Bad weather can cause a cruise ship to stray. The ship stays upright because all heavy equipment is located below deck, providing a low center of gravity. The shape of a cruise ship's hull is rounded and wide. This allows it to move smoothly through ocean waters with minimal drag.
Yes, cruise ships are designed to withstand rough seas. A ship's steering ability keeps it safe in all sailing conditions. Under heavy storms, the ship needs fast maneuverability to ensure that impacts are minimal. In addition, the steering also helps to ensure safe passage through rising waves.
Cruise ships are safe in rough waters and routinely cross waves of up to 15 feet without problems. Cruise ships have stabilizers to minimize the amount of balance you feel onboard the ship. The captain will order passengers to stay at home if they deem it necessary. When examining the buoyancy center, it is observed which parts of the ship are underwater to locate it.
Despite the size of the boat and the stabilizers in some places, you'll still feel the movement of the waves if they're big. As a cruise passenger, you might feel the waves when you try to walk on the ship, and those who suffer from dizziness are sure to feel it, but that's usually the magnitude of the problems. Despite these precautions, cruise ships cope quite well, even when sailing through the world's most rough ocean. It's more dangerous to travel on an empty ship, as the extra weight acts as a counterweight in rough water.
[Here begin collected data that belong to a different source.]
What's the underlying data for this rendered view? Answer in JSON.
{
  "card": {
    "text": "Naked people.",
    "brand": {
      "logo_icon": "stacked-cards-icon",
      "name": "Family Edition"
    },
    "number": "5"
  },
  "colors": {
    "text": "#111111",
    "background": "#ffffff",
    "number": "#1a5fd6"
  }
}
In extreme weather, cruise ships like Anthem of the Seas have successfully navigated 30-foot (9-meter) waves without serious problems or injuries to passengers or crew. There are many cruise ships that sail through the Caribbean during hurricane season, while most Antarctic cruises will have to cross the famous and rugged Drake Passage. Cruises will choose destinations where bad weather can be avoided, such as the Caribbean in winter or the Mediterranean during summer. The greatest advance for the survival of ships sailing on the high seas is the introduction of the ECDIS in the early 2000s.
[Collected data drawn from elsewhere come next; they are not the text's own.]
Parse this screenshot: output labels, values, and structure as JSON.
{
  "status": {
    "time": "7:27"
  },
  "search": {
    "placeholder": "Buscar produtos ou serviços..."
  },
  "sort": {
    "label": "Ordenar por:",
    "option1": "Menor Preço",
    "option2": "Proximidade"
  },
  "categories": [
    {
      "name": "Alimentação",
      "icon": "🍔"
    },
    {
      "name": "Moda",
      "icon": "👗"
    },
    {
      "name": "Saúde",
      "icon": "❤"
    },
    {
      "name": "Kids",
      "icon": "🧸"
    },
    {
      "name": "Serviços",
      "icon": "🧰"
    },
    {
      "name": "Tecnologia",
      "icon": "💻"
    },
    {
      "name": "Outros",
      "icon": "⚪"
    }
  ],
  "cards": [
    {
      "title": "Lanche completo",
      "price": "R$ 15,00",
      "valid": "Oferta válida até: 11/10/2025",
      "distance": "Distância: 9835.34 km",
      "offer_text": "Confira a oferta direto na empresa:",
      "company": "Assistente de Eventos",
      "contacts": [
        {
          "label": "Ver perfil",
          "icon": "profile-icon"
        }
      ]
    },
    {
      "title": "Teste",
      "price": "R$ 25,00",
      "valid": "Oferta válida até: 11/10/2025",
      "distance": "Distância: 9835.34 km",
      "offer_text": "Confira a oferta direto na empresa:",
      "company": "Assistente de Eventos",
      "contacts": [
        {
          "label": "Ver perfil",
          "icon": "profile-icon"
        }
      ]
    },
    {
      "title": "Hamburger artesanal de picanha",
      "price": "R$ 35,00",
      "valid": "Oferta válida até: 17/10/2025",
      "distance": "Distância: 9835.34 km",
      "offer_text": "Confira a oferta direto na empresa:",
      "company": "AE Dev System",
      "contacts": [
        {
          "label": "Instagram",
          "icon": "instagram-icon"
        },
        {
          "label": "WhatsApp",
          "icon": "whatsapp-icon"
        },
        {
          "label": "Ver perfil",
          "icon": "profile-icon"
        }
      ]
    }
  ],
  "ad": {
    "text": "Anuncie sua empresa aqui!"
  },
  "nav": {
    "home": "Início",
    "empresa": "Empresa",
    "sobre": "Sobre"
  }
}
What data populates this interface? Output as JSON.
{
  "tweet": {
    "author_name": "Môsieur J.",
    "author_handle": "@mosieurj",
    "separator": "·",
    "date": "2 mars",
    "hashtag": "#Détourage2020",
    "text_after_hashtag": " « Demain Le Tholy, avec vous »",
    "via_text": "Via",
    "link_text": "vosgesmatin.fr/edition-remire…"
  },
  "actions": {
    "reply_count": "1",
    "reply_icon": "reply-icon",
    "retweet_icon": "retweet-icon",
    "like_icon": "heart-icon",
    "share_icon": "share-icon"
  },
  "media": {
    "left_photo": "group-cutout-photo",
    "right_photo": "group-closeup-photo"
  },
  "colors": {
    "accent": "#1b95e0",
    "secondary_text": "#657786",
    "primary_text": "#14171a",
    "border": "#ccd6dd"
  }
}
The captain will keep you informed of how long the storm may last and will let you know if it is necessary to weather the storm. Ships can dock at alternate ports, they can skip ports altogether, or sometimes ships stay at sea for a few hours before arriving at port. When there are storm surges, the captain can order passengers to stay at home, for the safety of all passengers on the ship and, in the case of passengers with mobility problems, it's a good idea to remain seated. There are no large landmasses in the area, so there is a large, unhindered current flow that carries an enormous volume of water through the passage.
If you're traveling on a cruise ship that's sailing through very rough waters, the outer decks may be closed for safety reasons and the ship may need to sail to protect itself from the storm. Meanwhile, the whole ship creaked, the outer decks were closed, and all aerial or acrobatic shows were canceled.